Bank of America Merrill Lynch stated that the prices of crude oil go down as greater as $30 per barrel if China planned to buy crude oil from Iran as a revenge against the new tariff measures of the United States. According to the BofA Merrill Lynch Global Research report while they retain $60 per barrel Brent forecast for the coming year and they acknowledge that a decision of China to reinitiate purchases of Iran crude could send oil prices into a nosedive. Moreover, the report warns that prices might shrink as above as $20 to $30 per barrel in that situation.
The Ministry of Commerce of China gives the warning to take countermeasures after Trump threatened to impose a 10% tariff on Chinese goods having worth of 300 billion dollars.
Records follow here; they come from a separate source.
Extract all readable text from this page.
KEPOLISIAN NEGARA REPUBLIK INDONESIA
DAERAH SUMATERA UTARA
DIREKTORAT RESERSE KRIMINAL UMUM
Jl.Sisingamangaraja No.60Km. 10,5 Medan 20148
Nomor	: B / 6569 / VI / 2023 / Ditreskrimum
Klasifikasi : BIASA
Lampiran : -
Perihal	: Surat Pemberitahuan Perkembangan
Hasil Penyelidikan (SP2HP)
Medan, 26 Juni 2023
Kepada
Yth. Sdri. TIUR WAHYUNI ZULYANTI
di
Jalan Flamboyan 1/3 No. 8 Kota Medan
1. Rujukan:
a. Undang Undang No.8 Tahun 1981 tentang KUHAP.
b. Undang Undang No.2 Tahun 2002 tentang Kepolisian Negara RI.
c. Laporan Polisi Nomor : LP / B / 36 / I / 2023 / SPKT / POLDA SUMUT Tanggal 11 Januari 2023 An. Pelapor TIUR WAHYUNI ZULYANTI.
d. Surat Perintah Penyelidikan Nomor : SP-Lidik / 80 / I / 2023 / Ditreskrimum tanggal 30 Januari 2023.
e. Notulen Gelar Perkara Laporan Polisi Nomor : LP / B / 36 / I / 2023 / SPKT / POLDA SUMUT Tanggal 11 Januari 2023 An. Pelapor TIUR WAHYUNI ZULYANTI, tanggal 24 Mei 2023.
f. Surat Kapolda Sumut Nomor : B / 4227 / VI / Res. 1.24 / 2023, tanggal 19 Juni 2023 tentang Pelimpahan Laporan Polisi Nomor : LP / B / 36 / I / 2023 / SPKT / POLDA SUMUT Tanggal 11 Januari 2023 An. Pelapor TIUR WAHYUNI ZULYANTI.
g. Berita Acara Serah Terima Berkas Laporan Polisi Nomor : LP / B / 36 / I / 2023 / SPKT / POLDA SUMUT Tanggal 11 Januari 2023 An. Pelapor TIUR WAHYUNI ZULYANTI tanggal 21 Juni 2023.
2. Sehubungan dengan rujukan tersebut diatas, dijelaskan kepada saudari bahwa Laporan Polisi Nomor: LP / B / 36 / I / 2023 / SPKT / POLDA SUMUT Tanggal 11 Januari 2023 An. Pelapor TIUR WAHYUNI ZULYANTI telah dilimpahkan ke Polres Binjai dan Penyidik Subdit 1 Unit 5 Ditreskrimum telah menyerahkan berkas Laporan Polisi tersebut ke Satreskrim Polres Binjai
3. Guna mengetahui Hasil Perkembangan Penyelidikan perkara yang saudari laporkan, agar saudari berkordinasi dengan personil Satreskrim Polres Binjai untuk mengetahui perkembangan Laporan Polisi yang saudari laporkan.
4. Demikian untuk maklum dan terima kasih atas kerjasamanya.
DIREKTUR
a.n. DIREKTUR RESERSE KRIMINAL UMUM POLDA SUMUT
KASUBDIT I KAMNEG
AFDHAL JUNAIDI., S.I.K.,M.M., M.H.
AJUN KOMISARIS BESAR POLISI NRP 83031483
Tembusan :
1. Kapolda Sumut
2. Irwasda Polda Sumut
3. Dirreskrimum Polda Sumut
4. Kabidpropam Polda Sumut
The decision stunned the oil markets and sent crude dropping 8%, the maximum in four years.
Moreover, the analyst warns that volatility of oil expected to rise again as international markets are waiting for the response of China to the latest tariff threat from the United States that might include purchasing of the Iranian oil.
The report added, this particular decision would weaken both the foreign policy of the United States and soften the adverse trade terms effects on the economy of China due to growing U.S. tariffs.
Dropping Ratio of Iranian oil Exports
According to the statistics from S&P Global Platts, the Iranian oil shipment in June fell below to 550,000 b/d (barrels per day) from 875,000 b/d in May whereas, nearly 2.5 million b/d in June 2018. The figures of the firm reveal that approximately half of the exports of Iran shipped to China during June and July 2019. However, some other analyst said that the decision of China to purchase crude oil from Iran in a further non-cooperation to U.S agreements might prove as a double edge sword.
Emirates NBD’s Director of Commodities Research, Edward Bell stated that Iran would praise any chance to give surge to its production either it breaches the United States terms sanctions or not. On the other hand, the approach there would announce China to become a partner on which it does not have an apparent control.
Bell added, do not minus the fact that some other producers would aim that trade with China. That’s why for a moment you could see Saudi Arabia or Iraq get involved and give discount the volumes that they would export to China as an approach to bypass Iran getting that additional share of the market.
Traders Have Worries about the Demand of Crude Oil
On Monday, the prices of crude oil collapse further as traders focused on failing demand outlook. An analyst at BofA Merrill Lynch said that the most recent tariffs round of the United States might decrease the worldwide demand of oil by 250,000 to 500,000 b/d.
Bell added that the type of fall in worldwide trade volumes that they see during the present year does lead precisely into cheap demand for crude oil. Early Monday, Brent crude traded at $60.94, down about 1.5% whereas, WTI crude traded at $54.81, another time falling nearby 1.5% for the session.